One of Sunday night's Keleti station volunteers had a good illustration of the schizophrenia of Brussels' current position to hand: he had just returned from Röszke, the Hungarian reception point on the Serbian border, with photos of vans belonging to the EU's border security agency, Frontex. They had Dutch number plates. "So fences are against European values, but Frontex isn't?" an activist associated with the group Migszol wondered.

Up to now, Hungary's policy for refugees arriving at Röszke has been to fingerprint them, register them, and then hand them a rail pass document and tell them to find whichever camp they've been assigned to for themselves. The pass is valid for 48 hours on any Hungarian train. Since many have already decided they want to go to Austria or Germany, they ignore the instructions and often head straight for Keleti station.

But as of this weekend, all that is over, according to Zsohar - the Hungarian authorities have apparently decided to detain new arrivals at Röszke. "A lot of people are still coming to Hungary - between 1,800 and 2,000 every day, but where they're taking them I don't know," she said. By the evening, rumors began to spread that around 1,000 refugees had set out on the 250-kilometer (155-mile) march to Budapest.

The de facto transit visa

There has been much speculation that Hungarian Prime Minister Viktor Orban deliberately created the current bottleneck in order to prove a point to Brussels. But that's not the whole story, according to Speer. "I am sure Germany and Austria applied pressure behind the scenes not to allow people travel on," he told DW. As the disaster of this policy became apparent, the Hungarian government was shamed into providing special buses to transport people to the Austrian border.

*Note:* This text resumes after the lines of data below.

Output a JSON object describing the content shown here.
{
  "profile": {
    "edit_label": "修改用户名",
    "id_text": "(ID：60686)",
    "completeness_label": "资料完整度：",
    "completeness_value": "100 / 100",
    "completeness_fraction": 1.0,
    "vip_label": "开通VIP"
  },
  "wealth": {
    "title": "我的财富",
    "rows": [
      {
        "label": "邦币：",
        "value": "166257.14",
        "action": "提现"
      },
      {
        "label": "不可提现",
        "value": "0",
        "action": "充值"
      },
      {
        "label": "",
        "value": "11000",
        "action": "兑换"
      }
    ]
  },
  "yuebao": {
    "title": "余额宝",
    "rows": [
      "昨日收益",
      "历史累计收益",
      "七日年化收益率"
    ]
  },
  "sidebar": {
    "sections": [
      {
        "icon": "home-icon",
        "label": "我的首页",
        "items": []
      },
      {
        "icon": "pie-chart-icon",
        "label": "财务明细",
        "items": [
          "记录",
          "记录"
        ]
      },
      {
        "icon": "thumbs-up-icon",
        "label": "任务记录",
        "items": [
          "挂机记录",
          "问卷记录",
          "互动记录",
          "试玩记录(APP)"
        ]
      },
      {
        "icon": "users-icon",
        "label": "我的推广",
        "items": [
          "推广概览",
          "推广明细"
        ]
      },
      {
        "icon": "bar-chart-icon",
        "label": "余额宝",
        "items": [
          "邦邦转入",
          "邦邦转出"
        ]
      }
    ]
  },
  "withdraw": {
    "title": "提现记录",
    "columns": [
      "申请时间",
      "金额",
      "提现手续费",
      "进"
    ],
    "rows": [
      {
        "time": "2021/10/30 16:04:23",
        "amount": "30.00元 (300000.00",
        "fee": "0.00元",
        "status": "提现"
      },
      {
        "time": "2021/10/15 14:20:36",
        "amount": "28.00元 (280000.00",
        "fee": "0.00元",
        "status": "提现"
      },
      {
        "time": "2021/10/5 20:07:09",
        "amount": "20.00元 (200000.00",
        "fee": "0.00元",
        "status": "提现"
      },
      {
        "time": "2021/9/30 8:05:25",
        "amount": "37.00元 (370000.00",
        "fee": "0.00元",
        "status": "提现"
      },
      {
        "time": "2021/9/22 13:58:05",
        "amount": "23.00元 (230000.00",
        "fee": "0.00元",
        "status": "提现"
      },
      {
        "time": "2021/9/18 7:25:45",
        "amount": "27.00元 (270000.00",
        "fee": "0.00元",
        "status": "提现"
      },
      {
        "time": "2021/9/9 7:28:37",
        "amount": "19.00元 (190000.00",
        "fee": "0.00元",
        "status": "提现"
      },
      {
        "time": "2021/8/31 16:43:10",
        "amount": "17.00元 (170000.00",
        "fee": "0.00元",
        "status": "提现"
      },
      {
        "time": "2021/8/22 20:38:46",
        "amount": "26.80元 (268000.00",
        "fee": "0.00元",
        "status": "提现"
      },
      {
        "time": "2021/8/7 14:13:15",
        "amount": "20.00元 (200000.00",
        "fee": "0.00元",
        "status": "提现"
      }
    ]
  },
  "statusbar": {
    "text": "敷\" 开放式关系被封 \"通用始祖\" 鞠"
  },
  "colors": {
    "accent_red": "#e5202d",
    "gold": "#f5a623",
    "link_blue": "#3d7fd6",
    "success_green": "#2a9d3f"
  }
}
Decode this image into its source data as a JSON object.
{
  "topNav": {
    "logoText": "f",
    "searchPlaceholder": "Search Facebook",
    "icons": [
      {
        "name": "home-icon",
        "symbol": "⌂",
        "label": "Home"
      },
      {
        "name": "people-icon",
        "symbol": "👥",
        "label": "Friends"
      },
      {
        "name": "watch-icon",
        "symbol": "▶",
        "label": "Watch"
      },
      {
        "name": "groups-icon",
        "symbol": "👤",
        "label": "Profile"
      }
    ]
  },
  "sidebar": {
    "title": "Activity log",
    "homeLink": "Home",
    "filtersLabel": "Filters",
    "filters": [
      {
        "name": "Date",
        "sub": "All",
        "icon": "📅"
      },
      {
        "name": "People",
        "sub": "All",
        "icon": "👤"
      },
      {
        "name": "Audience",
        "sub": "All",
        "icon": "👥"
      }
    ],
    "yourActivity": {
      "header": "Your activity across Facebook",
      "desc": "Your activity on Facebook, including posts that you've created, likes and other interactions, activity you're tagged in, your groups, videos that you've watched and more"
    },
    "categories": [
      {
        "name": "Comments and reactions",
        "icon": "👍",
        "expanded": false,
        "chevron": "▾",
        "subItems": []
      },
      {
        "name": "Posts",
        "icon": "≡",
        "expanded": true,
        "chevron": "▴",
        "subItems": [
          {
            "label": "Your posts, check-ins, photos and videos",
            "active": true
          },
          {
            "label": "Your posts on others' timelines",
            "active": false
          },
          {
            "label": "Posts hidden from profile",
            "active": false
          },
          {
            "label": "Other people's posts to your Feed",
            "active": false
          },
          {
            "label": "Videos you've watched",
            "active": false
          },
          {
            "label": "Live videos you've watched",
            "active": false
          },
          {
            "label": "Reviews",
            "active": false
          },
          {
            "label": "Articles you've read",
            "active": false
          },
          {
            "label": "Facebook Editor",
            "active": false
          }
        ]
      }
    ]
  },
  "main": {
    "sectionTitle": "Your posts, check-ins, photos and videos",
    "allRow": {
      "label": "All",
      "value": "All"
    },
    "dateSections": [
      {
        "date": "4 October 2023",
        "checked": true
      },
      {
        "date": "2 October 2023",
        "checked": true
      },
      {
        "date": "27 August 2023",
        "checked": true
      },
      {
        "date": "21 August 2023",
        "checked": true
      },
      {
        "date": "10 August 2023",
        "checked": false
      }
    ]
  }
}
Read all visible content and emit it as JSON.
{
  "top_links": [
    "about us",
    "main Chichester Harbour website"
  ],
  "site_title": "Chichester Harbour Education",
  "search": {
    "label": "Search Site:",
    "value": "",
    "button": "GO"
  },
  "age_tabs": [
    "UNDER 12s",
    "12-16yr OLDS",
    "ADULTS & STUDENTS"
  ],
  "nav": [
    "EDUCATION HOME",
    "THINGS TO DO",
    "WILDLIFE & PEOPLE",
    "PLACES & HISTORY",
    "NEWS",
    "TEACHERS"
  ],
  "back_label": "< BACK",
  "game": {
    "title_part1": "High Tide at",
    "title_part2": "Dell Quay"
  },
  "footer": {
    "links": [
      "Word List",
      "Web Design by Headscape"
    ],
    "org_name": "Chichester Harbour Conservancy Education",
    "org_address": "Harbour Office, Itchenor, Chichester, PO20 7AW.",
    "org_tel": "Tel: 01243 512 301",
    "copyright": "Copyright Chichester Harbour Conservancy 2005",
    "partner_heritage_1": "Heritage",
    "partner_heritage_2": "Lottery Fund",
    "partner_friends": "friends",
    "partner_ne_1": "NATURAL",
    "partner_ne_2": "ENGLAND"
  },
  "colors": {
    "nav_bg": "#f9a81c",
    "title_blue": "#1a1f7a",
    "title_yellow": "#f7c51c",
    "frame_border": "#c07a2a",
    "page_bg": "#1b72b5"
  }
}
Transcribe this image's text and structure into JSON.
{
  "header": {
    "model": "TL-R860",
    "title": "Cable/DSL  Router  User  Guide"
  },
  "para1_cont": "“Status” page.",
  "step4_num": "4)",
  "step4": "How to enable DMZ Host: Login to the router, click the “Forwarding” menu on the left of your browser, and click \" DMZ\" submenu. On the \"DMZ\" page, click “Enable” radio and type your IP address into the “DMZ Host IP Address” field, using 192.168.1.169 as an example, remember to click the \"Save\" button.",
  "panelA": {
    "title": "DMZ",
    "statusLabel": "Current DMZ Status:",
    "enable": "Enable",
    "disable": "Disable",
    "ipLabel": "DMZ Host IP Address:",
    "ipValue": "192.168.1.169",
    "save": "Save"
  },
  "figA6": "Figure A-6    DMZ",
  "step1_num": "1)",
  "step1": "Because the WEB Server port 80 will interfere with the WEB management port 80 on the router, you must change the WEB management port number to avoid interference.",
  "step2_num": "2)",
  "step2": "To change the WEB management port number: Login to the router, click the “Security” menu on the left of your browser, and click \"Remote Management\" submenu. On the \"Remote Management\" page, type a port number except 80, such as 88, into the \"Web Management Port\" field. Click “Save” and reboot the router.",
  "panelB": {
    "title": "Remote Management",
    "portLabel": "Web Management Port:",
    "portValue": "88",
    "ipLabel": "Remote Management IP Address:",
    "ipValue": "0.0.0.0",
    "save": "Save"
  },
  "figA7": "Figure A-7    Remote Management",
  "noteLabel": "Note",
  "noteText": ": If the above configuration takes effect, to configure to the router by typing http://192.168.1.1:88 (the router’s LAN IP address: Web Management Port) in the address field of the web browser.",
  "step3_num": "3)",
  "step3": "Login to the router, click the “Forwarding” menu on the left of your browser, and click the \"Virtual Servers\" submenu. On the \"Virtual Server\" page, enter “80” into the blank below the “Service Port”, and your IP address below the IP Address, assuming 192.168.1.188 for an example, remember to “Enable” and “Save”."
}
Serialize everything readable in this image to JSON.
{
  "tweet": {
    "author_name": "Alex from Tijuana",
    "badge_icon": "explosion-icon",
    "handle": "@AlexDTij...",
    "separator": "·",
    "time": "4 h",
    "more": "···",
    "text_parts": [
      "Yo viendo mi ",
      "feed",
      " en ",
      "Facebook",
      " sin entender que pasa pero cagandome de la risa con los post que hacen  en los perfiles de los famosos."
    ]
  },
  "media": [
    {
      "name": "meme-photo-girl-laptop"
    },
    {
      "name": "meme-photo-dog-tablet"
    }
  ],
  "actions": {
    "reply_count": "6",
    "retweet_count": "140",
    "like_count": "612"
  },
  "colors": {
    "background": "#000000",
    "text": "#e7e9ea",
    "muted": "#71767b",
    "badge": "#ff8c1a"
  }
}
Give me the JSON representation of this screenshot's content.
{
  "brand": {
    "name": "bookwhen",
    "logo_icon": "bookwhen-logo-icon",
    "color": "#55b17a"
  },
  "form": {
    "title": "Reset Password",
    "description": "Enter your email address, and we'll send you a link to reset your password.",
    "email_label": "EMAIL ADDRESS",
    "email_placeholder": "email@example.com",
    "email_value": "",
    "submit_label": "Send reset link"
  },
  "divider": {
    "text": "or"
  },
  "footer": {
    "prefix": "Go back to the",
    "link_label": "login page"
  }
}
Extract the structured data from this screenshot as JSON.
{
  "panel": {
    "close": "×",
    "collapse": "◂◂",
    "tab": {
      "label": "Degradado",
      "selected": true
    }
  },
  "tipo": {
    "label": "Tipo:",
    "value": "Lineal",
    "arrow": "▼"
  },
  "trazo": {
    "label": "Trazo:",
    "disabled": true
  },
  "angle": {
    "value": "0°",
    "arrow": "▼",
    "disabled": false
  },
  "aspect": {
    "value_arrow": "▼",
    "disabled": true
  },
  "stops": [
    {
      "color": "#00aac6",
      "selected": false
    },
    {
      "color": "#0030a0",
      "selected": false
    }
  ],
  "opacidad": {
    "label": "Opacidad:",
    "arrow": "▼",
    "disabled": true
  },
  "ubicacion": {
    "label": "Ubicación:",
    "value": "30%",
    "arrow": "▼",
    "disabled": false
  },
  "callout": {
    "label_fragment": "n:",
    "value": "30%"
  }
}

But this, Merkel and Orban agreed during a phone call on Saturday evening, was an "emergency solution" - a humanitarian exception to the rule of Dublin.

Whatever the political machinations at European level, it's been an open secret that Hungary has for years been quietly ignoring the Dublin rule, engineering its bureaucracy and its social security system to discourage asylum seekers from staying and to encourage them to keep moving north.

Budapest Flüchtlinge Afghanistan Lager Park Keleti
Refugees search through donated goods at Budapest's Keleti stationImage: Ben Knight

A refugee's only chance of staying in Hungary is to sign an "integration contract" - this means that in exchange for being recognized as a refugee, they must report to a "family care" official every week for six months, and every month for the following two years. But in practice, very few have taken this route.

"The asylum application is a de facto transit visa," said Speer. "On paper you're an asylum seeker, but practically it's a transit visa. And the Greeks and the Macedonians and the Serbians do exactly the same."